民泊つきマンションには許可が必要?


最近では手軽になりつつあるとはいえ、日本国内ではまだまだ、民泊つきマンションをはじめるにあたってのハードルが高く、リスクも大きいのが事実です。

民泊つきマンションの運営を初心者がゼロの状態からスタートさせるうえで、どのような許可が必要になるのでしょうか。また、許可なしでマンション民泊を運用した場合、罰則に処されるのでしょうか。

ここでは行政の許可システムを含め、マンション民泊を始めるうえでのシステムについて初心者の方にもわかりやすく、具体的にまとめていきます。

管理者から見た民泊マンションのメリット

民泊つきマンションは、「初心者でも比較的手軽に参入できる」ことから副収入としてはもちろんのこと、定年退職後の貴重な収入源として期待されています。事実、少子高齢化が進む日本国内では民泊つきマンションが物件の有効活用の手段にもなっており、空き家問題解決の糸口としても近年急速に注目を集めています。

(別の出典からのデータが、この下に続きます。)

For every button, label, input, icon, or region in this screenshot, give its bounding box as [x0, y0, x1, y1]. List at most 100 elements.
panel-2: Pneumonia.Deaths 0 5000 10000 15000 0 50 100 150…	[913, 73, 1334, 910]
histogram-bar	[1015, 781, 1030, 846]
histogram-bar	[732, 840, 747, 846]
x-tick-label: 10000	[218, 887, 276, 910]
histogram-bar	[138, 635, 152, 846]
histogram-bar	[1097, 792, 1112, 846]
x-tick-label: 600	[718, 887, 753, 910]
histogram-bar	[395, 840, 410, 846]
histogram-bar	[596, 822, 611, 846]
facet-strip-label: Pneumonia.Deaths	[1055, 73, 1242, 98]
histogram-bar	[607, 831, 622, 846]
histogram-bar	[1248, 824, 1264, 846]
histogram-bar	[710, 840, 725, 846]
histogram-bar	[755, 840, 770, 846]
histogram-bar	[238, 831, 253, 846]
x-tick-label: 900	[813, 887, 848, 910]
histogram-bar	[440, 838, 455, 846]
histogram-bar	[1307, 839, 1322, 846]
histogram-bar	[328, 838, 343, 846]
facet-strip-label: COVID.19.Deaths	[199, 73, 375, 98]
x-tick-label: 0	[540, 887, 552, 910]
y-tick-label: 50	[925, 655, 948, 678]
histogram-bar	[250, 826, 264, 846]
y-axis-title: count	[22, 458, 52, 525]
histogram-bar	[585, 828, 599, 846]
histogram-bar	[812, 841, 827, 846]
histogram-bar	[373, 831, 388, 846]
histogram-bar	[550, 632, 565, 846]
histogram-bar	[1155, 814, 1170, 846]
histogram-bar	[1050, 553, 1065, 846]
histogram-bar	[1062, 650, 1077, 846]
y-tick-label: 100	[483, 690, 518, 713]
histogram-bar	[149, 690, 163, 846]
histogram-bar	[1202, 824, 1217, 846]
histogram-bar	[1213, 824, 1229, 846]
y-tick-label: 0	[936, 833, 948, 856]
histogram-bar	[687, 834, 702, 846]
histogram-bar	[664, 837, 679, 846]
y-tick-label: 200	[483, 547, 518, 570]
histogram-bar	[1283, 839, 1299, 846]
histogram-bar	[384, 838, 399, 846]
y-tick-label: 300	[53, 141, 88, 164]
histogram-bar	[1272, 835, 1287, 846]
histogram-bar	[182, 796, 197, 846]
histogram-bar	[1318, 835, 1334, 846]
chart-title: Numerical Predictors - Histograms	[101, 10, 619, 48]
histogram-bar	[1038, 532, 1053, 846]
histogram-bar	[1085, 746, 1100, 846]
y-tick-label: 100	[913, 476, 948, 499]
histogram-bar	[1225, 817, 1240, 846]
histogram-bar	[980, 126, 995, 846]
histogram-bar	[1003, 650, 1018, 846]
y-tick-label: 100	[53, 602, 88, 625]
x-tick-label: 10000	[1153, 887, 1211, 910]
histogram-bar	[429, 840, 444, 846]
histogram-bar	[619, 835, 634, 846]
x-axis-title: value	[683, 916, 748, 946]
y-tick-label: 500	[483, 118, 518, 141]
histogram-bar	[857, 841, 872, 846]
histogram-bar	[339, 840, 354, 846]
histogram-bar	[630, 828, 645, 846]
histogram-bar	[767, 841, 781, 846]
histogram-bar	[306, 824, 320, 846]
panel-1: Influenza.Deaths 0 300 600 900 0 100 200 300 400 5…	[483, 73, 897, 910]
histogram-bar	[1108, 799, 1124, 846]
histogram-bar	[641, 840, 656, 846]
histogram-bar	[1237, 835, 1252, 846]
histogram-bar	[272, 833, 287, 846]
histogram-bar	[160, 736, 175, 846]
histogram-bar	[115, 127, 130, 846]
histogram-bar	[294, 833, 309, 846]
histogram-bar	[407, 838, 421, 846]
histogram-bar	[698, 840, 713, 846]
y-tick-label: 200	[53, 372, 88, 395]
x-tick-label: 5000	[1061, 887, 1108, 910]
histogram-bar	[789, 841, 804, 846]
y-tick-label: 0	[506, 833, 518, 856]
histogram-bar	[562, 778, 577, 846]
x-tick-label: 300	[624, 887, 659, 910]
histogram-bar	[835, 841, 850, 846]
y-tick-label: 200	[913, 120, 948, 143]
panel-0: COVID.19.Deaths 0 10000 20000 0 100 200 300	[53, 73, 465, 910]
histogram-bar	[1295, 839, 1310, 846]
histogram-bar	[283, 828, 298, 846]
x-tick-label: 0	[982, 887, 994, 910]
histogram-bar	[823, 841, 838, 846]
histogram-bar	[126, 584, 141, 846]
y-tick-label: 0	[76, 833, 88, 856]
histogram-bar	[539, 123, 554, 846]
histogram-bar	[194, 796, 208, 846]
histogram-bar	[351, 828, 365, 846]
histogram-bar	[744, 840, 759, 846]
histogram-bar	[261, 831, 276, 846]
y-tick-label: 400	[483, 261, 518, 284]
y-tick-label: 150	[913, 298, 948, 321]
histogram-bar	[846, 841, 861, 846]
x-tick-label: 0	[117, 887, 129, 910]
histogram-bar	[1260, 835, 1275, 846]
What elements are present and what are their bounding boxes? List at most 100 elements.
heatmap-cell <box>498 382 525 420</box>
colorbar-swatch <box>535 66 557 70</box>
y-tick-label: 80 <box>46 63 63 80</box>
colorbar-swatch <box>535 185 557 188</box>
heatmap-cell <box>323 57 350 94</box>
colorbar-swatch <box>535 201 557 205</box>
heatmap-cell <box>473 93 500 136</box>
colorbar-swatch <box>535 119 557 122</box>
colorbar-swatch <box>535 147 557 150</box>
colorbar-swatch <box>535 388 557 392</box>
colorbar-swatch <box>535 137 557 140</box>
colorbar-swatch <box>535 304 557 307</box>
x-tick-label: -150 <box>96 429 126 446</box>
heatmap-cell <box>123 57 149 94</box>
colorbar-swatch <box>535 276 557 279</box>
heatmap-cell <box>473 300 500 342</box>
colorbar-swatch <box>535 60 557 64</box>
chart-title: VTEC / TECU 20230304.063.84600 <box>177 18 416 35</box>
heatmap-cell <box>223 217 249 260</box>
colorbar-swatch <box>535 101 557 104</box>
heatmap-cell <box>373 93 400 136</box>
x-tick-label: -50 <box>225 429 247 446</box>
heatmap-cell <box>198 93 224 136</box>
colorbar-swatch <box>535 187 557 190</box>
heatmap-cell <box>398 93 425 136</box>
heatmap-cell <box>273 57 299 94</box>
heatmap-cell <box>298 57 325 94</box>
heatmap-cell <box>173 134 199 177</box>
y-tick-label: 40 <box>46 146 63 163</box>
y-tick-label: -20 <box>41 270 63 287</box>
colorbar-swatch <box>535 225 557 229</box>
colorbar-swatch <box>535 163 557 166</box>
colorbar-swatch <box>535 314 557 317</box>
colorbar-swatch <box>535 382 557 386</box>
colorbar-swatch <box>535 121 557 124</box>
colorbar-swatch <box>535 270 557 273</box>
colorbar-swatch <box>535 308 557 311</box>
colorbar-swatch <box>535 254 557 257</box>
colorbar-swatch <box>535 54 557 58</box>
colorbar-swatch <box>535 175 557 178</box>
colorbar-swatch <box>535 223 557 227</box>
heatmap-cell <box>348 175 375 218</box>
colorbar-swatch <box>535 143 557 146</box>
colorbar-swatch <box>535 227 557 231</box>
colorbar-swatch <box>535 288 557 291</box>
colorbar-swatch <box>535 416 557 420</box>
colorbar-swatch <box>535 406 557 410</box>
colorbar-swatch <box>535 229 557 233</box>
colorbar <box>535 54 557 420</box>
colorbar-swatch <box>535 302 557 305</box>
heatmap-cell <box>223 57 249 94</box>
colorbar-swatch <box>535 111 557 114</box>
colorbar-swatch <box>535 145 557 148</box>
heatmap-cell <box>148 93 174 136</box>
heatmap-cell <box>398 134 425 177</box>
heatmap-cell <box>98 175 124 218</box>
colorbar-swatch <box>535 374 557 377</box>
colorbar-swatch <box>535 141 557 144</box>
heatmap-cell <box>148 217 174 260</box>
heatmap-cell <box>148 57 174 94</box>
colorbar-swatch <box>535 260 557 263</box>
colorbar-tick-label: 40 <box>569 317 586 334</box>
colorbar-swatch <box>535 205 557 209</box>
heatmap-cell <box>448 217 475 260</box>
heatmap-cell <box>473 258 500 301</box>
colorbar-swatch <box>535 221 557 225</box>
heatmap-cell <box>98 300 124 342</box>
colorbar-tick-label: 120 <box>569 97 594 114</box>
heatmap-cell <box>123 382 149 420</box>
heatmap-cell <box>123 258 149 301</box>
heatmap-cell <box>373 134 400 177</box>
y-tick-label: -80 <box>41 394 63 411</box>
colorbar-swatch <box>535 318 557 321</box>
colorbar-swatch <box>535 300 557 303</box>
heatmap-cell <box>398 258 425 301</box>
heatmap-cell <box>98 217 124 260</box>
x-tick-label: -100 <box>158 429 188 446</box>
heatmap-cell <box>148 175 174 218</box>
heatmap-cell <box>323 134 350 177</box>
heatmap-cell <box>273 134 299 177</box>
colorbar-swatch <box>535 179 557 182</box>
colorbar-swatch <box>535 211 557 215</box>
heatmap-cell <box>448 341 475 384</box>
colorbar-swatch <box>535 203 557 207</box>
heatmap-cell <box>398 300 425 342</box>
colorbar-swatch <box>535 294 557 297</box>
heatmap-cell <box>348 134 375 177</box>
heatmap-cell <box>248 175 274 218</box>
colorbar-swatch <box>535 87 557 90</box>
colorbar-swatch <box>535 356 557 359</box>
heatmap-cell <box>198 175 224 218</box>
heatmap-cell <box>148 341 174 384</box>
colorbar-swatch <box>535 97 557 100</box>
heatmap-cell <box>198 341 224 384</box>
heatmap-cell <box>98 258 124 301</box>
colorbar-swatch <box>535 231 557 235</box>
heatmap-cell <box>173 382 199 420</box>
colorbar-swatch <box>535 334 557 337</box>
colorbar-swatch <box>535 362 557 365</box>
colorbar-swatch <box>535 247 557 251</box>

オーナーにとってもマンション民泊のメリットは非常に大きいと言えます。まず、すでに住居用の物件を所有していて、転居などにともないその物件にはもうすまなくなる場合、後継者がいなければ空き家になってしまいます。ならば、多少コストをかけてでも住居を改装し、民泊としてリスタートさせることによって「長期的に利益を生み出す資産」として生まれ変わらせることができます。

また、空き家をマンション民泊に改装することによって税法上の優遇措置を受けることができ、節税対策としても非常に有効であると言われています。

民泊つきマンションの許可を取るには

住居用として利用していたマンションを民泊つきマンションとして改装するためには、法律上の許可が必要になります。

許可要件としてはまず、「民泊に適したマンション」であることです。民泊に適したマンションとはつまり、安全性が担保された物件である、ということです。民泊つきマンションでは、通常のマンションでは必須ではない防火設備やセキュリティシステムをととのえなくてはなりませんし、居室とリビングの広さのバランスについても考慮しなくてはなりません。

また、民泊はお金を取って営業するわけですから、「営利目的で宿泊業を営む許可」が必要になります。素泊まりではなく、料理を提供する民泊である場合には厚労省が定める衛生基準を満たす必要があります。

このように、民泊つきマンションの運営にあたってはたくさんの許可が必要になりますが、より細かいルールについては自治体の窓口などで御確認ください。

無許可で民泊つきマンションを営業するリスク

結論を言うと、無許可の状態で民泊つきマンションを営業することは可能です。現状、日本国内ではまだまだ民泊つきマンションにまつわる法律関係はまだまだグレーゾーンのような状況にあり、許可なしでマンション民泊を運営するオーナーも決して少なくはありません。

ただ、無許可であるということは当然、行政による然るべきチェックを受けていないということですから、長期間になるほど衛生上のトラブルリスクが高まるなど、さまざまな面で危険が大きくなっていきます。また、ユーザーから見ても「きちんと認可された民泊つきマンションに行きたい」という心理がはたらきますので、必ずきちんと許可を取ったうえで民泊つきマンションを運営するようにしましょう。

まとめ

民泊つきマンションを無許可で営業することも可能ですが、衛生面や防災面でのトラブルが生じるリスクがあり、決しておすすめはできません。行政の定める要件をひとつひとつきちんとクリアしていけば民泊つきマンションの経営はそれほど難しくはありませんので、初心者の方もぜひ積極的にチャレンジしてみましょう。